Потом все взбеленились, жутко всполошились, отца держали, обкручивали веревкой, сдернутой с поленницы, он отбивался, лицо у него было красное, как натертое снегом. Бендеровец стоял рядом и хмуро смотрел на кучку борющихся людей.
Вечером мама, всхлипывая, говорила тете Дарье:
— Еще неизвестно, что будет… Врач не признал психической ненормальности… А какой уж — мне ли не знать… По ночам не спит, кричит, весь как бешеный… А как распилили они тогда этого, Строгого, так он с тех пор уж весь не в себе… А тут Сашку убили — он его как сына принимал… Любил…
Но Ирина не понимала маминых слов. Она лежала в кровати, и ей было страшно. Страх так и не проходил с самого того часа, когда дядю хотели пилить, и до вечера.
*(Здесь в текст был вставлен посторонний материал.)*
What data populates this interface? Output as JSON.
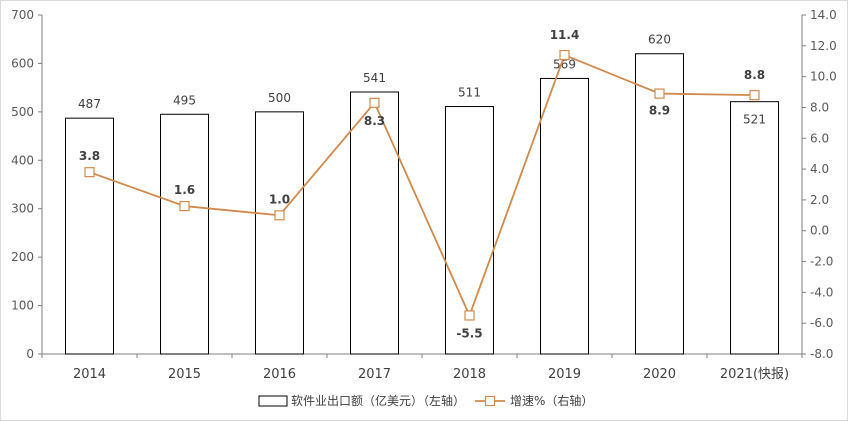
{
  "chart_data": {
    "type": "bar+line",
    "categories": [
      "2014",
      "2015",
      "2016",
      "2017",
      "2018",
      "2019",
      "2020",
      "2021(快报)"
    ],
    "series": [
      {
        "name": "软件业出口额（亿美元）（左轴）",
        "type": "bar",
        "axis": "left",
        "values": [
          487,
          495,
          500,
          541,
          511,
          569,
          620,
          521
        ],
        "labels": [
          "487",
          "495",
          "500",
          "541",
          "511",
          "569",
          "620",
          "521"
        ]
      },
      {
        "name": "增速%（右轴）",
        "type": "line",
        "axis": "right",
        "values": [
          3.8,
          1.6,
          1.0,
          8.3,
          -5.5,
          11.4,
          8.9,
          8.8
        ],
        "labels": [
          "3.8",
          "1.6",
          "1.0",
          "8.3",
          "-5.5",
          "11.4",
          "8.9",
          "8.8"
        ]
      }
    ],
    "left_axis": {
      "min": 0,
      "max": 700,
      "step": 100,
      "ticks": [
        "0",
        "100",
        "200",
        "300",
        "400",
        "500",
        "600",
        "700"
      ]
    },
    "right_axis": {
      "min": -8,
      "max": 14,
      "step": 2,
      "ticks": [
        "-8.0",
        "-6.0",
        "-4.0",
        "-2.0",
        "0.0",
        "2.0",
        "4.0",
        "6.0",
        "8.0",
        "10.0",
        "12.0",
        "14.0"
      ]
    },
    "legend_position": "bottom",
    "grid": false
  },
  "colors": {
    "bar_fill": "#ffffff",
    "bar_stroke": "#000000",
    "line": "#d08a4e",
    "marker_fill": "#ffffff",
    "axis": "#7f7f7f"
  },
  "legend": {
    "bar_label": "软件业出口额（亿美元）（左轴）",
    "line_label": "增速%（右轴）"
  }
}
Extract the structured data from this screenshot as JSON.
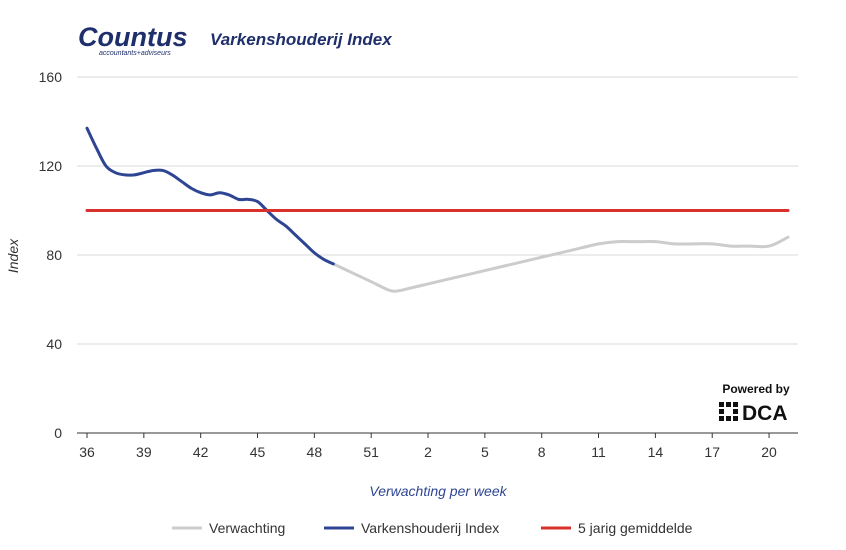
{
  "branding": {
    "logo_text": "Countus",
    "logo_subtext": "accountants+adviseurs",
    "powered_by": "Powered by",
    "powered_brand": "DCA"
  },
  "chart_data": {
    "type": "line",
    "title": "Varkenshouderij Index",
    "xlabel": "Verwachting per week",
    "ylabel": "Index",
    "ylim": [
      0,
      160
    ],
    "yticks": [
      0,
      40,
      80,
      120,
      160
    ],
    "x_tick_labels": [
      "36",
      "39",
      "42",
      "45",
      "48",
      "51",
      "2",
      "5",
      "8",
      "11",
      "14",
      "17",
      "20"
    ],
    "x_tick_positions": [
      0,
      3,
      6,
      9,
      12,
      15,
      18,
      21,
      24,
      27,
      30,
      33,
      36
    ],
    "x_range": [
      0,
      37
    ],
    "grid": true,
    "legend_position": "bottom",
    "series": [
      {
        "name": "Verwachting",
        "color": "#cccccc",
        "x": [
          13,
          14,
          15,
          16,
          16.5,
          17,
          18,
          19,
          20,
          21,
          22,
          23,
          24,
          25,
          26,
          27,
          28,
          29,
          30,
          31,
          32,
          33,
          34,
          35,
          36,
          37
        ],
        "values": [
          76,
          72,
          68,
          64,
          64,
          65,
          67,
          69,
          71,
          73,
          75,
          77,
          79,
          81,
          83,
          85,
          86,
          86,
          86,
          85,
          85,
          85,
          84,
          84,
          84,
          88
        ]
      },
      {
        "name": "Varkenshouderij Index",
        "color": "#2e4593",
        "x": [
          0,
          0.5,
          1,
          1.5,
          2,
          2.5,
          3,
          3.5,
          4,
          4.5,
          5,
          5.5,
          6,
          6.5,
          7,
          7.5,
          8,
          8.5,
          9,
          9.5,
          10,
          10.5,
          11,
          11.5,
          12,
          12.5,
          13
        ],
        "values": [
          137,
          128,
          120,
          117,
          116,
          116,
          117,
          118,
          118,
          116,
          113,
          110,
          108,
          107,
          108,
          107,
          105,
          105,
          104,
          100,
          96,
          93,
          89,
          85,
          81,
          78,
          76
        ]
      },
      {
        "name": "5 jarig gemiddelde",
        "color": "#d9302b",
        "x": [
          0,
          37
        ],
        "values": [
          100,
          100
        ]
      }
    ]
  }
}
И когда ей скоро сказали, что папа еще не вернулся из гор, но скоро придет, а он не приходил, ей тоже было только страшно, а не жалко папу.
Через три года, после смерти мамы, она стала жить с бабушкой; других детей отправили к маминому брату, и никто не знает, где они. Все семейство распалось, рассыпалось. Она перестала бояться всех людей, потому что весь страх, который был у нее в душе, перешел в это видение. Маленькой затянутой ранкой оно жило у нее в груди, но тонкая пленка, закрывавшая его, всегда готова была исчезнуть. И тогда видение показывалось. Но уже не растекалось на всю душу.